Studio album by Stellar Kart
- Released: July 25, 2006
- Studio: Paragon Studios and Sound Kitchen (Franklin, Tennessee) Bletchley Park and The Carport (Nashville, Tennessee);
- Genre: Punk rock, pop punk, power pop
- Label: Word Entertainment
- Producer: Ian Eskelin

Stellar Kart chronology
| All Gas. No Brake. (2005) | We Can't Stand Sitting Down (2006) | Expect the Impossible (2008) |

= We Can't Stand Sitting Down =

We Can't Stand Sitting Down is the second studio album by the Christian pop punk band, Stellar Kart. The album was officially released on July 25, 2006 under Word Entertainment records.

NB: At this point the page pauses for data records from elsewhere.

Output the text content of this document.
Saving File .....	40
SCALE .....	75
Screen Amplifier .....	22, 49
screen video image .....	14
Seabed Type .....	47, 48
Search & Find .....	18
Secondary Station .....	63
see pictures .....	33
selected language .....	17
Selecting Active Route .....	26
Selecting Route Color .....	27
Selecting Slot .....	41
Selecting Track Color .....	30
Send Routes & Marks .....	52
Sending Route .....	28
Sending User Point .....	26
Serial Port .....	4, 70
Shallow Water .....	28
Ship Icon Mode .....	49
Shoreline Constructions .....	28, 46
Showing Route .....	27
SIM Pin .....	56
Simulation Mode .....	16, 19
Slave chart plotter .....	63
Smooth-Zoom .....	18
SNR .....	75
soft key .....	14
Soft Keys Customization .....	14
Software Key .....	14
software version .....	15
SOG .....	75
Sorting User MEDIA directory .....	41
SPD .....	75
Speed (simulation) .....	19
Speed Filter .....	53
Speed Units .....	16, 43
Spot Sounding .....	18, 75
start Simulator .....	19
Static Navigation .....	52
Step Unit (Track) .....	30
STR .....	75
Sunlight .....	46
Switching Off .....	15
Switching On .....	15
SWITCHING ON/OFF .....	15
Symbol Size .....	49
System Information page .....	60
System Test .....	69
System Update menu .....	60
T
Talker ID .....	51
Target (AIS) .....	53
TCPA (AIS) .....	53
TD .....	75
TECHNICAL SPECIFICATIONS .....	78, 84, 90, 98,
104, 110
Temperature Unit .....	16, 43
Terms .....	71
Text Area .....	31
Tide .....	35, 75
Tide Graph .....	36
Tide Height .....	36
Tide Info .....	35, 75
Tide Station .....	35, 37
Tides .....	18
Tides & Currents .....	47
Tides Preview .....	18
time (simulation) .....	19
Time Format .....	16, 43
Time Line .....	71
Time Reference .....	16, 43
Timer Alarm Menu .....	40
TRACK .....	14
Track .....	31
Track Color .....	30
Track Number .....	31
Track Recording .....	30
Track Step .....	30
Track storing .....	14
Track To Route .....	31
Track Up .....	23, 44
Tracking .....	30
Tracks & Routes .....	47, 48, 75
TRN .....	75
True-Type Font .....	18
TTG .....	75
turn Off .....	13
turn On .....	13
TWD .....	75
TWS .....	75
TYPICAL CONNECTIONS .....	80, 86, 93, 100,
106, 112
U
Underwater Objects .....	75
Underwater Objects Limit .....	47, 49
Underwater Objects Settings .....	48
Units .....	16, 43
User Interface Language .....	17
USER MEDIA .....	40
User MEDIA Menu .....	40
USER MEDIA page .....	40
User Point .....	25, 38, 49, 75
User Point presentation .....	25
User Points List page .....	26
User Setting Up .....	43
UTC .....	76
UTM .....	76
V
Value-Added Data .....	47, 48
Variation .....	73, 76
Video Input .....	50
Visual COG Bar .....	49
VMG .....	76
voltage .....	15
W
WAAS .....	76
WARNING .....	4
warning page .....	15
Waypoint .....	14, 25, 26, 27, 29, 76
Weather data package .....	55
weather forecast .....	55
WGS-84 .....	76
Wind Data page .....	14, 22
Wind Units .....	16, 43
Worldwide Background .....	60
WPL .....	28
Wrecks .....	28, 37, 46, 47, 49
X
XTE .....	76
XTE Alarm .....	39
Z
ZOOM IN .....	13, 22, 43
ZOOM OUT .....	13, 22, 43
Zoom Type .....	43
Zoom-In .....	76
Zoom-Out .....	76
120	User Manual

The song "Me and Jesus" won the 2007 Dove Award for "Rock/Contemporary Recorded Song".

Professional ratings
Review scores
| Source | Rating |
| Allmusic | link |
| Christianity Today | link |
| Cross Rhythms | link |
| Jesus Freak Hideout | link |
| The Phantom Tollbooth | link |

==Track listing==

Album release
| No. | Title | Writer(s) | Length |
|---|---|---|---|
| 1. | "Procrastinating" |  | 2:41 |
| 2. | "Activate" | Agee, Ian Eskelin | 3:15 |
| 3. | "Me and Jesus" | Agee, Eskelin | 3:24 |
| 4. | "Lose Control" | Agee, Eskelin | 2:47 |
| 5. | "Hold On" |  | 3:23 |
| 6. | "Always Waiting" |  | 2:42 |
| 7. | "Only Wanted" |  | 2:58 |
| 8. | "Finding Out" |  | 2:43 |
| 9. | "Wishes and Dreams" |  | 3:53 |
| 10. | "I'm Pretty Good" |  | 2:24 |
| 11. | "I Wanna Live" |  | 3:18 |
| 12. | "Angels In Chorus" | Agee, Eskelin | 3:05 |
| 13. | "Hold On" (Remix) |  | 4:04 |
| Total length: |  |  | 40:52 |

Family Christian Stores bonus track
| No. | Title | Writer(s) | Length |
|---|---|---|---|
| 14. | "Lifeguard" | Agee, Eskelin | 3:32 |

== Personnel ==

Stellar Kart
- Adam Agee – vocals, guitars
- Cody Pellerin – guitars
- Brian Calcara – bass guitar
- Jordan Messer – drums

=== Production ===
- Otto Price – executive producer, A&R direction
- Ian Eskelin – producer
- Barry Weeks – additional production, recording, vocal engineer
- Jordan Richter – recording
- Russ Long – engineer (5, 12)
- Ben Phillips – engineer (5, 12)
- J.R. McNeely – mixing
- Adam Deane – mix assistant
- Dan Shike – mastering at Tone and Volume Mastering (Nashville, Tennessee)
- Cheryl H. McTyre – A&R administration

== Awards ==
In 2007, the album was nominated for a Dove Award for Rock/Contemporary Album of the Year at the 38th GMA Dove Awards.